Coping with consequences

Unfortunately, incidental findings can create hardship, including physical harm from invasive tests (such as biopsies), psychological harm (stress and anxiety), financial burdens, and strains on relationships (see “Consequences of incidental findings: Latest research”).

Most often incidental findings on imaging tests don’t represent anything serious. If it is a simple cyst, it likely won’t require any specific follow-up. For other findings, the radiologist may recommend a repeat test in three to six months, or even longer.

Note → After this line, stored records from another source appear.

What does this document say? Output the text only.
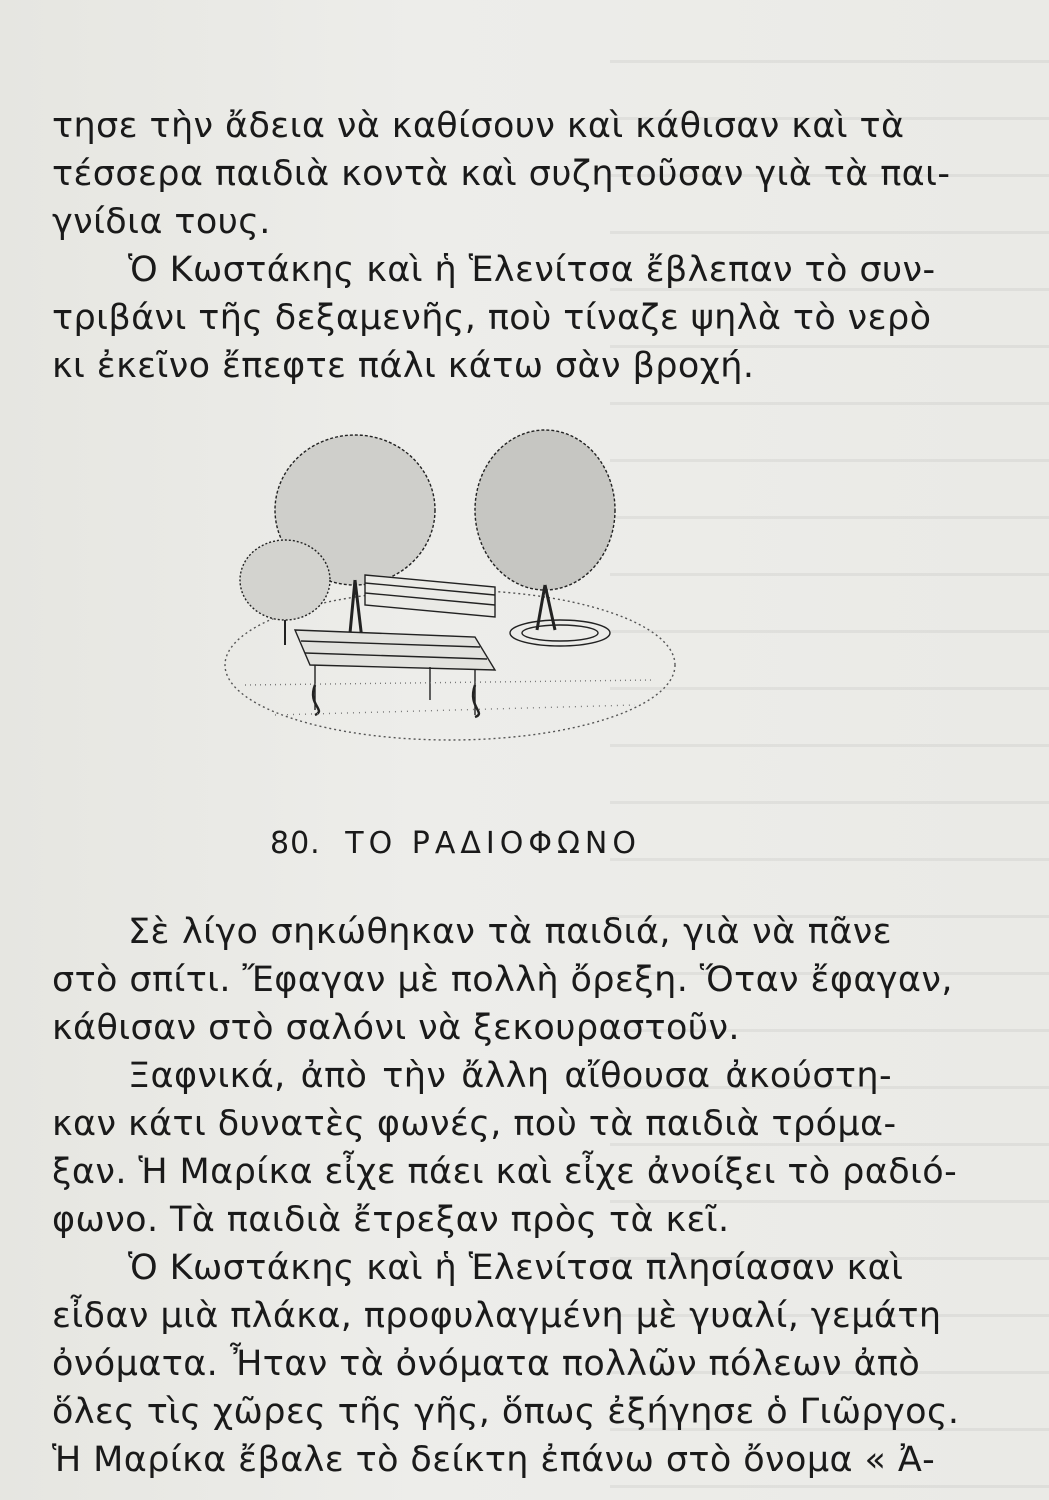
τησε τὴν ἄδεια νὰ καθίσουν καὶ κάθισαν καὶ τὰ
τέσσερα παιδιὰ κοντὰ καὶ συζητοῦσαν γιὰ τὰ παι-
γνίδια τους.
Ὁ Κωστάκης καὶ ἡ Ἑλενίτσα ἔβλεπαν τὸ συν-
τριβάνι τῆς δεξαμενῆς, ποὺ τίναζε ψηλὰ τὸ νερὸ
κι ἐκεῖνο ἔπεφτε πάλι κάτω σὰν βροχή.
80. ΤΟ ΡΑΔΙΟΦΩΝΟ
Σὲ λίγο σηκώθηκαν τὰ παιδιά, γιὰ νὰ πᾶνε
στὸ σπίτι. Ἔφαγαν μὲ πολλὴ ὄρεξη. Ὅταν ἔφαγαν,
κάθισαν στὸ σαλόνι νὰ ξεκουραστοῦν.
Ξαφνικά, ἀπὸ τὴν ἄλλη αἴθουσα ἀκούστη-
καν κάτι δυνατὲς φωνές, ποὺ τὰ παιδιὰ τρόμα-
ξαν. Ἡ Μαρίκα εἶχε πάει καὶ εἶχε ἀνοίξει τὸ ραδιό-
φωνο. Τὰ παιδιὰ ἔτρεξαν πρὸς τὰ κεῖ.
Ὁ Κωστάκης καὶ ἡ Ἑλενίτσα πλησίασαν καὶ
εἶδαν μιὰ πλάκα, προφυλαγμένη μὲ γυαλί, γεμάτη
ὀνόματα. Ἦταν τὰ ὀνόματα πολλῶν πόλεων ἀπὸ
ὅλες τὶς χῶρες τῆς γῆς, ὅπως ἐξήγησε ὁ Γιῶργος.
Ἡ Μαρίκα ἔβαλε τὸ δείκτη ἐπάνω στὸ ὄνομα « Ἀ-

But if your doctor urges you to get a follow-up test:

Schedule it now. The sooner you have answers, the better.

Listen to your doctor. “If the doctor is reassuring you that the results are probably going to be benign, try to focus on that,” Dr. Salamon suggests.

Try to be positive. “If the tests do show you have a serious condition, at least you’ll be finding it early,” Dr. Salamon says, “which means you’ll have a better chance for successful treatment.”

Consequences of incidental findings: Latest research

In a recent Harvard survey of almost 400 internal medicine physicians across the United States, published online Oct. 16, 2019, by JAMA Network Open, the doctors reported that pursuing incidental findings caused their patients psychological harm (68%), physical harm (16%), and financial burden (58%) — and also caused the patients wasted time and effort (69%), frustration (53%), and anxiety (45%). “As many as 22% of physicians reported dealing with incidental findings weekly, calling patients or ordering tests,” says Dr. Ishani Ganguli, lead author of the study and an internal medicine specialist with Harvard-affiliated Brigham and Women’s Hospital. Yet sometimes pursuing an incidental finding saved a life.

Our take

Medicine began using x-rays more than a century ago, but CT, MRI, and ultrasound have been around only about 50 years. These technologies have greatly improved diagnosis — particularly by catching bad diseases early — and even improved treatments by enabling doctors to guide a needle or scalpel more precisely.

Yet, like many beneficial inventions, they can have a downside. Doctors are working to improve the ability of these technologies to distinguish potential serious problems from irregularities that are of no concern.